Немецкие исследователи признали грамоту подложной и составление ее связали с упомянутыми выше обстоятельствами XIV в. Но сам факт дарения Рюгена императором Лотарем Корбейскому монастырю сомнению не подвергали в связи с наличием гораздо более ранних свидетельств, достаточно определенно это подтверждающих37. В связи с событиями 844 г. высказывалось мнение, что может быть, с Гостомыслом «воевали не раз или Лотарь участвовал в походе» (который, согласно хроникам IX в. организовал Людовик Немецкий), с чем и было связано дарение, а лишь задним числом его как бы удостоверила грамота, изготовленная много позже38.

Однако в хрониках IX в. нет сведений о других войнах Каролингов с Гостомыслом, как и об участии Лотаря в войне 844 г. Но Лотарь был официальным главой Каролингской империи и мог, конечно, опираясь на известия о военном успехе своего младшего брата, пожаловать монастырю права на часть территории побежденных. Пожалование Руяна именно монастырю св. Вита, конечно, подсказывалось тем, что на Руяне находилось святилище главного божества балтийских славян Святовита. Церковная традиция - замещать почитание языческих божеств почитанием христианских святых, имена которых оказывались созвучны (что практиковалось и на Руси), вполне могла инициировать направление корбейских проповедников на этот остров, где проповедь их, вероятно, оказалась результативной среди славян, вообще восприимчивых к христианству, как это показывает успех миссии Кирилла и Мефодия в Центральной Европе. Но когда для прибалтийских славян стало вполне очевидно, что их обращение в христианство используется как действенное средство в процессе германизации и ведет к полной утрате ими независимости, верх одержали языческие жрецы, от почитания св. Вита руяне вернулись к Святовиту, изгнав христианских священников и даже начав в жертву ему приносить христиан.

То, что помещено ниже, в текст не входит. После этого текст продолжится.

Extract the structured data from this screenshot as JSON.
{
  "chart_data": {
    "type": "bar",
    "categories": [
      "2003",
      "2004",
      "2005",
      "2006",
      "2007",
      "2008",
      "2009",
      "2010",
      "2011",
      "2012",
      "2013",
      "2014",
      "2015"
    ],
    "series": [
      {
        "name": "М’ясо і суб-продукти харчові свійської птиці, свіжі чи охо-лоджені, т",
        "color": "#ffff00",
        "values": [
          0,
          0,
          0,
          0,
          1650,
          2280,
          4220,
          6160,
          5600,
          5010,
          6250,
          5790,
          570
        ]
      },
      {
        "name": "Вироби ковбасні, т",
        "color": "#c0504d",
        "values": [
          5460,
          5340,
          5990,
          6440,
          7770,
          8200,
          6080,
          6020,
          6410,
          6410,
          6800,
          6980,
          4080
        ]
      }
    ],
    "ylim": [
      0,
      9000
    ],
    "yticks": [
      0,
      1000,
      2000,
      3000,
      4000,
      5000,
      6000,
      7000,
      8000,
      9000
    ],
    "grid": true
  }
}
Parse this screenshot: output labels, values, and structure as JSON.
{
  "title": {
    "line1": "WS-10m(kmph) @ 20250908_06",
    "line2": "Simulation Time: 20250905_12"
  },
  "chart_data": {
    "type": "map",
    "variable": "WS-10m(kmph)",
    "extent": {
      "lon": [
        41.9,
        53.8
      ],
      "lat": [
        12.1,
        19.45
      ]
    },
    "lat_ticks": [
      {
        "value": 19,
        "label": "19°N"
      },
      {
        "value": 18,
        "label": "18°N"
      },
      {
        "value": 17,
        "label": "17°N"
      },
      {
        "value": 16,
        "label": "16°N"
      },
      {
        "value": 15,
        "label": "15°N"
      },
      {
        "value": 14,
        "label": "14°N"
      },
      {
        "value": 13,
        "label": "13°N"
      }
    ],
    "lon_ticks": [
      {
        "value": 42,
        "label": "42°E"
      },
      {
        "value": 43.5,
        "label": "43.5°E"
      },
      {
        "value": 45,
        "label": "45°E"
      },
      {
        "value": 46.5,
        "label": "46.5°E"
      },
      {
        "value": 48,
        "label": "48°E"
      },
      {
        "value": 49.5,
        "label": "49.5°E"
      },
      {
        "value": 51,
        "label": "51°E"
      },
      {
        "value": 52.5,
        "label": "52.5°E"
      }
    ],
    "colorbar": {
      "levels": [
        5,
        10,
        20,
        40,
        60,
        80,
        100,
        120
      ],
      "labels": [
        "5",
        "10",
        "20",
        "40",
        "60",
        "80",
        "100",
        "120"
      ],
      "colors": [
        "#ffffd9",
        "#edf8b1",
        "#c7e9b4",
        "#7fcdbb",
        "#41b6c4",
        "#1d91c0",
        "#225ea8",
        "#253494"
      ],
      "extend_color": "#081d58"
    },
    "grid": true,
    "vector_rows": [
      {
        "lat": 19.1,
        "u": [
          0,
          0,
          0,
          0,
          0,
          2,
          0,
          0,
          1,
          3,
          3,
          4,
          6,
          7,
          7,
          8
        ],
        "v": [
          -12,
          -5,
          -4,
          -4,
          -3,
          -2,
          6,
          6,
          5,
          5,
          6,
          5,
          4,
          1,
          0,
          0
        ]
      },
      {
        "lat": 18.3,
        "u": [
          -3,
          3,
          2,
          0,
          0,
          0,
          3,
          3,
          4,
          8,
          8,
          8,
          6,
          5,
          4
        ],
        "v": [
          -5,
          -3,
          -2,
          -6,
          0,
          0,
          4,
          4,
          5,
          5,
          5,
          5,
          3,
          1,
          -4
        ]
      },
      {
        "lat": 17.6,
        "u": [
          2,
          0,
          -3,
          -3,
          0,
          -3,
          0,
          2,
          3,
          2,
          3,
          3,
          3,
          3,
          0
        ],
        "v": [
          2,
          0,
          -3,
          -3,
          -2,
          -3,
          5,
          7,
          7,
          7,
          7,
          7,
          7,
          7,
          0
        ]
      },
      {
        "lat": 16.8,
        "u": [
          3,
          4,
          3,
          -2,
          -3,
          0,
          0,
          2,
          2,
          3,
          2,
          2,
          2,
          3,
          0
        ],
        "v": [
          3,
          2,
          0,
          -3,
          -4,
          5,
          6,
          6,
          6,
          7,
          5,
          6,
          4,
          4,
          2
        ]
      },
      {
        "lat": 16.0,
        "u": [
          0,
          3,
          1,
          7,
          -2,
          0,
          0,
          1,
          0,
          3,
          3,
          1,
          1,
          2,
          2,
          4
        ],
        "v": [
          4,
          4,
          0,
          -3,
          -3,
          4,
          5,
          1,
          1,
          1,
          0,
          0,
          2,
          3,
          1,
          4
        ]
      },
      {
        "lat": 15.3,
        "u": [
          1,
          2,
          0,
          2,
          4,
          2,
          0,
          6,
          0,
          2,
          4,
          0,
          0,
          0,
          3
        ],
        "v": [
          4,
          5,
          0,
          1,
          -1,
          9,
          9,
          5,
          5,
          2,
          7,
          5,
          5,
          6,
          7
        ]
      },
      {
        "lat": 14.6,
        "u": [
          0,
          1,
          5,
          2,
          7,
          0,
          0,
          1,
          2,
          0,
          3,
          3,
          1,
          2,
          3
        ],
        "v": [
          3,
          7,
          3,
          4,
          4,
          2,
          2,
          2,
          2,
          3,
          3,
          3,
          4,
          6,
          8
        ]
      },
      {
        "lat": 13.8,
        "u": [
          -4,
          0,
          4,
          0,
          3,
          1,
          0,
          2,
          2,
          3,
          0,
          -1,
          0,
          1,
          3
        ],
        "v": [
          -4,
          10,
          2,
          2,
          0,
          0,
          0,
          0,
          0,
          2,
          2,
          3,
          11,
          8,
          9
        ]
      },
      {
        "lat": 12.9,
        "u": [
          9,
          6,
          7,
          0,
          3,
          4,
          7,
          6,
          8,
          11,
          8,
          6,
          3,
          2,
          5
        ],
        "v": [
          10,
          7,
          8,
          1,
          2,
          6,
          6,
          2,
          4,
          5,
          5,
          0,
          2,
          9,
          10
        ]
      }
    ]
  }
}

Толчком для такого поворота могло послужить жестокое подавление Каролингами восстания соседних с руянами лютичей и ободритов в 838-839 гг.

Естественно, что ситуация, сложившаяся в результате войны 844 г., подсказала «дарение» монастырю острова, который предстояло христианизировать - теперь уже принудительно - в ходе дальнейшего наступления империи на славян.
Составители подложной грамоты, вероятно, использовали другую версию предания, пересказанного Гельмольдом: они опирались на убеждение, что Гостомысл владел и островом Рюген. Это задним числом сообщили только анналы самого Корбейского монастыря, где есть упомянутое выше краткое известие. Считать его лишь плодом тенденциозного вымысла мешает достаточно ощутимая соотносимость с версией, отраженной у Гельмольда: если при Людовике Благочестивом корбейские монахи обратили руян в христианство, то ему или его сыну Лотарю естественно было бы закрепить остров за монастырем. Но оказалось, что для этого потребовалась победа над королем Гостомыслом, хотя Руян не входил в территорию ободритов, война с которыми Фульдской хроникой IX в. была зафиксирована.
Но Вертинские и Ксантенские анналы, говоря о войне 844 г., называют не ободритов, а вообще славян. То обстоятельство, что Гостомысл фигурирует в Фульдской хронике IX в. именно как король (гех), которому подчинены славянские «корольки» (reguli), давно обращало на себя внимание исследователей, отмечавших, что предшествующих и последующих правителей ободритов хронисты называли князьями, а не королями39. Естественнее всего объяснить эту особенность тем, что к середине IX в. сложился более широкий союз племен, возглавлявшийся Гостомыслом40. Центр этого союза мог находиться именно на Руяне. Гельмольд, писавший, правда, позднее, особенно выделял племя руян: «Они занимают первое место среди всех славянских народов, имеют короля и знаменитейший храм. Именно поэтому, благодаря особому почитанию этого храма, они пользуются наибольшим уважением и, на многих налагая дань, сами никакой дани не платят, будучи неприступны из-за трудностей своего месторасположения. Народы, которые они подчинили себе оружием, принуждаются ими к уплате дани их храму»41. Выделял руян как сильнейшее из славянских племен и писавший за сто лет до Гельмольда Адам Бременский.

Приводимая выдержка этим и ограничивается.